Sidi Wacho « Elegancia popular » (21 février 2020) chez Balle Populaire -RAP/CUMBIA-
Et de trois pour la bande de Sidi Wacho ! « Elegancia popular » a été dévoilée le 21 février dernier et, à vrai dire, on ne s’y attendait pas. Toujours en vadrouille, Saïdou a su trouver le temps pour réaliser le successeur de « Bordeliko » sorti en 2018. Alors, certes, cet « Elegancia popular » est beaucoup plus court que les deux précédents albums : avec ses 10 titres au compteur, la durée de l’opus est d’une trentaine de minutes. Mais que nous réserve cette nouvelle création ? Les revendications sociales ne manquent pas depuis l’album précédent, que ce soit à l’échelle nationale ou au niveau mondial. En choisissant de ratisser large (conflits sociaux, les Gilets Jaunes, les soulèvements des opprimés, la question des migrants… et bien d’autres), Sidi Wacho a placé les textes au cœur de sa musique.
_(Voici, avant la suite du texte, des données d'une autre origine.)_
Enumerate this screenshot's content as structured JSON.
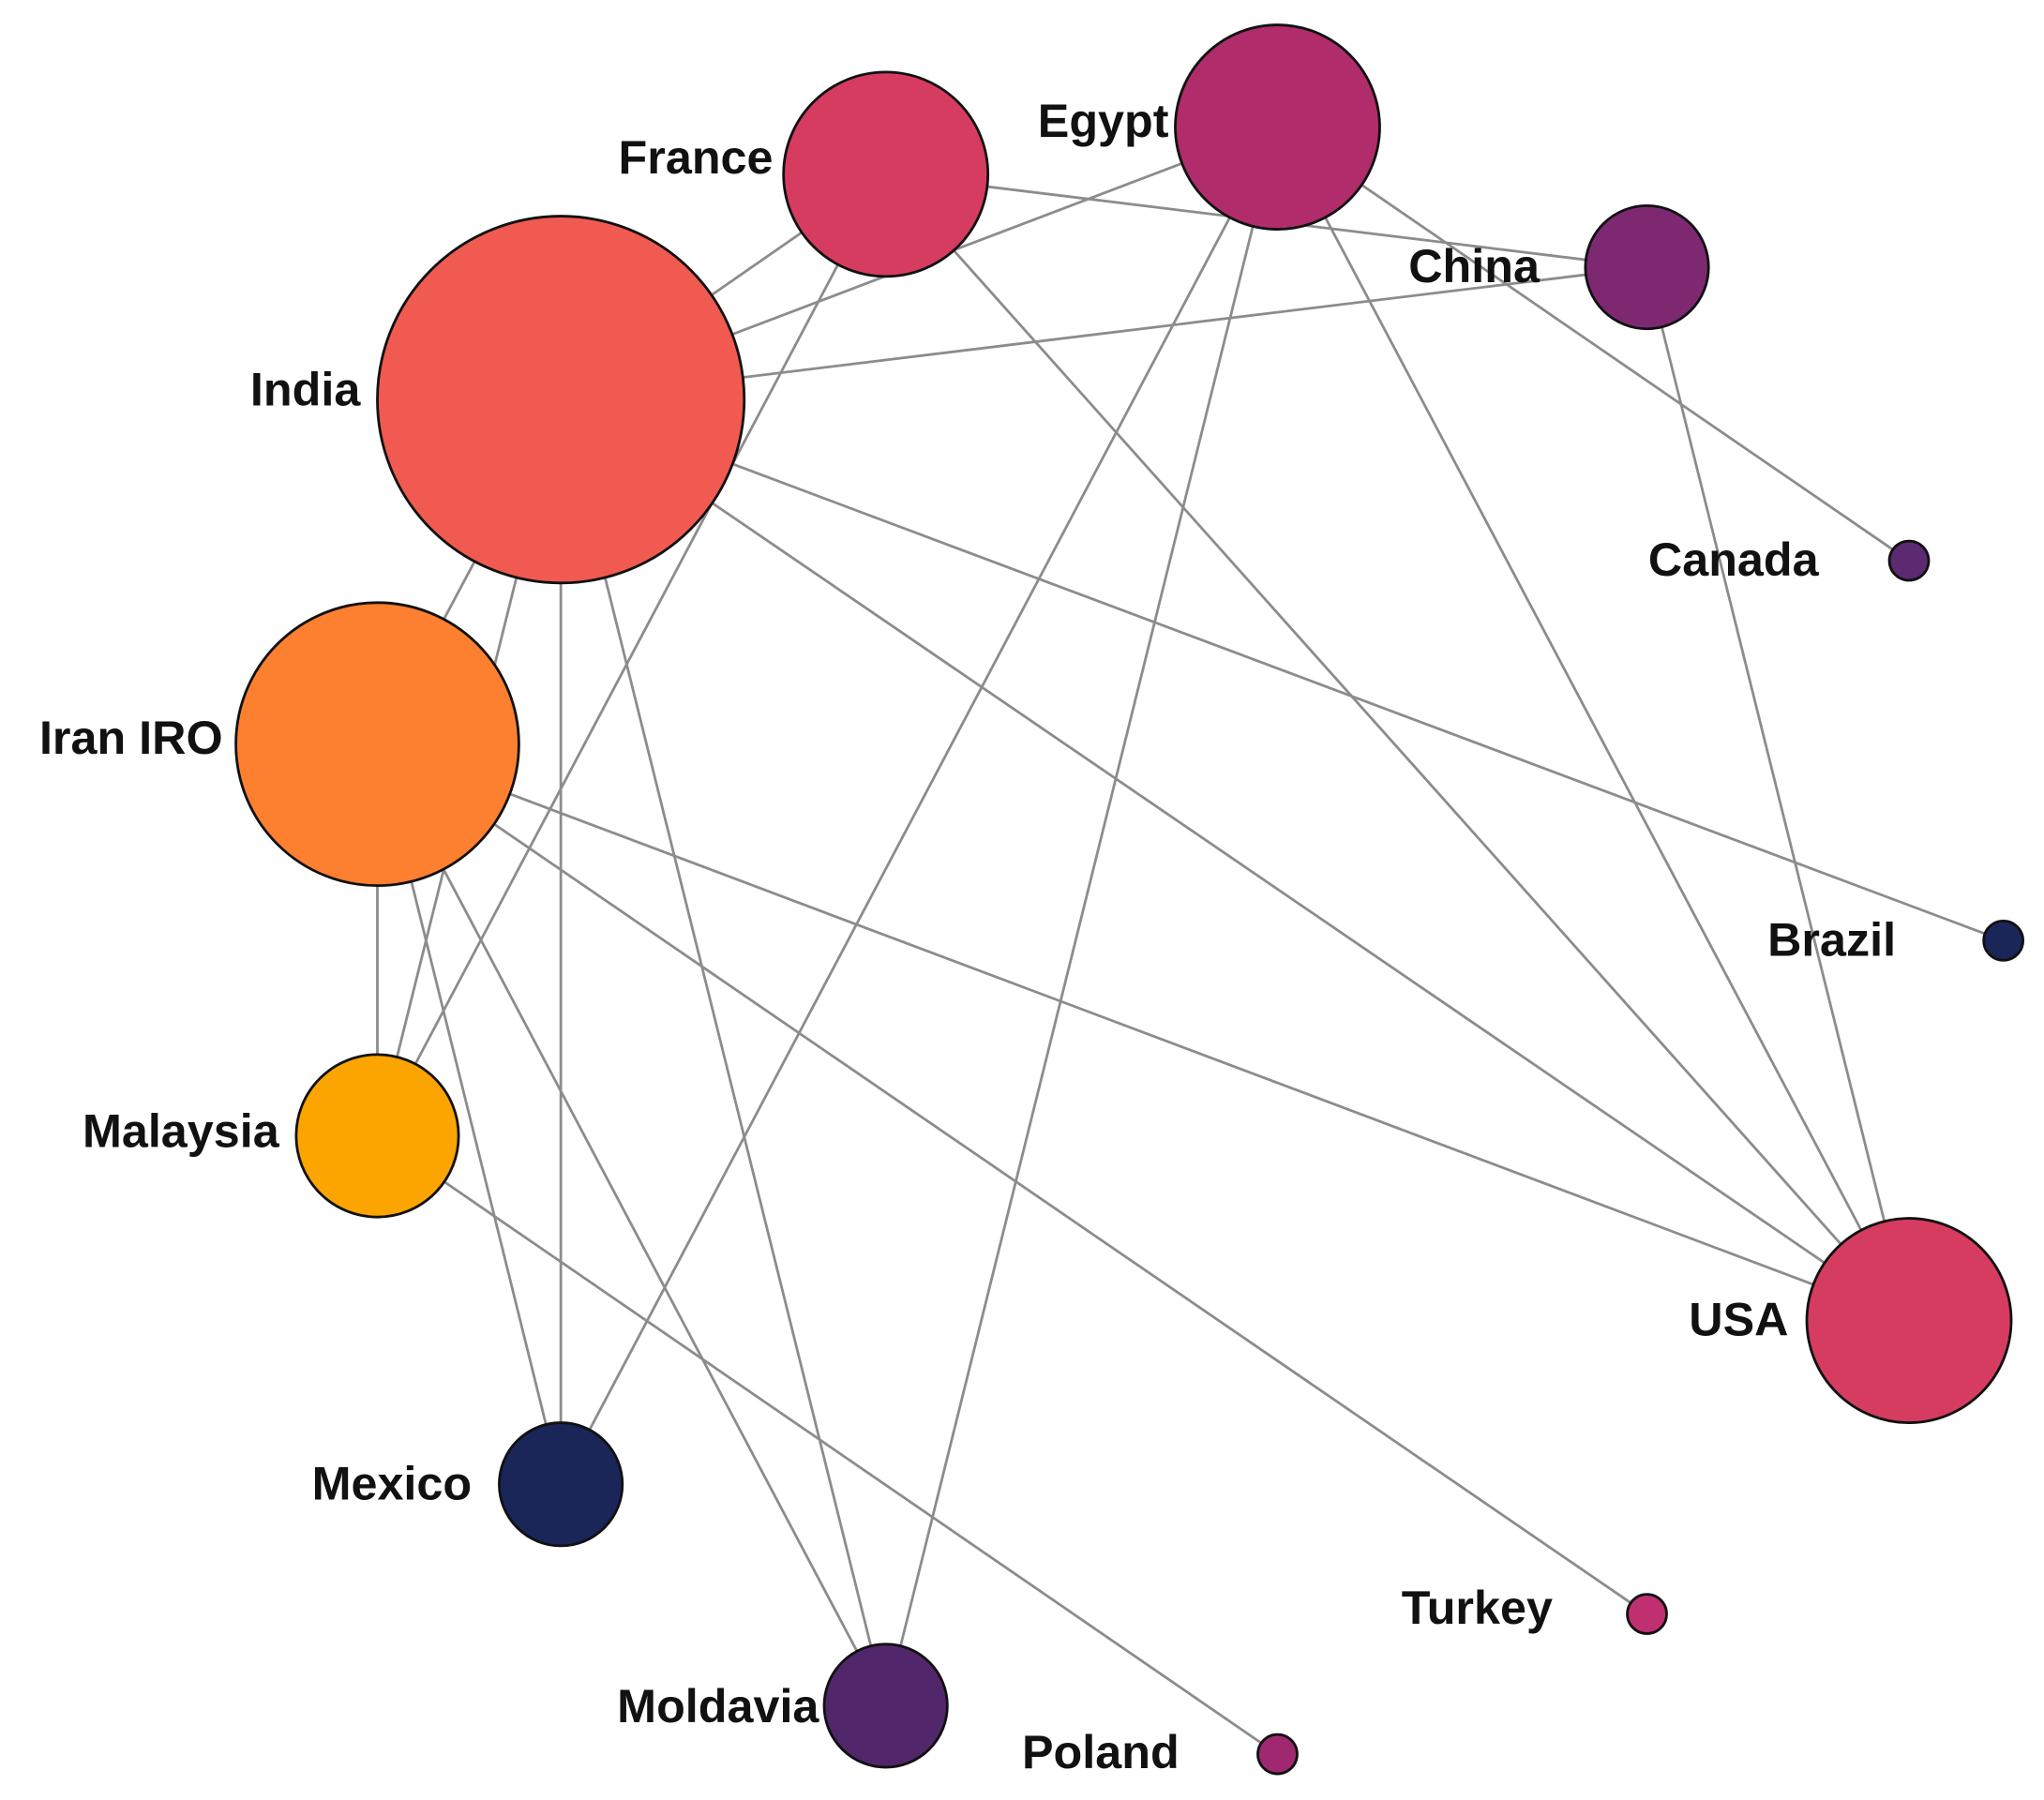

Si « Bordeliko » ne manquait pas d’explosivité pour appuyer le discours, il s’avère que cet album, même excellent, était très proche musicalement du tableau proposé dans le premier opus, « Libre » (2016). Ici, force est de constater que le groupe a souhaité proposer autre chose, du moins explorer plus de sonorités au travers de ses fils rouges. Le titre d’ouverture, Elegante, reflète bien cette envie de diversifier son panel sonore avec des touches digitales au menu, qui vont un peu lisser le track. Sur Desorden internacional, un vent des Balkans souffle au-dessous de nos têtes et les influences s’entrechoquent. Ce début d’album est davantage marqué par cet envie d’ailleurs, comme sur Cumbia del Domingo, en compagnie de Macha (Chico Trujillo) qui ne fait pas dans la dentelle. Le soleil booste la révolte, un cri à l’unisson raisonne : Que de l’amour, avec un surprenant Olivier Besancenot en mode MC, se pare d’un beat hip hop tapageur avec un accordéon. Le poing est levé avec un rap éthique ! La suite se poursuit dans une spirale positive, à l’image de Ten Cuidado et de Seguimos la fiesta, cuivrés à souhait, toujours parés pour porter haut et fort les rêves perdus. Dommage que La trabajadora, qui aurait pu figurer sur les albums précédents, sonne comme un goût de déjà vu et que La calle de Panam soit très proche de Flores, pour se démarquer dans cet « Elegancia popular ». A ce détail près, Sidi Wacho continue de tracer sa route. Une route parsemée de révoltes, de choses à raconter, et surtout de musique à métisser.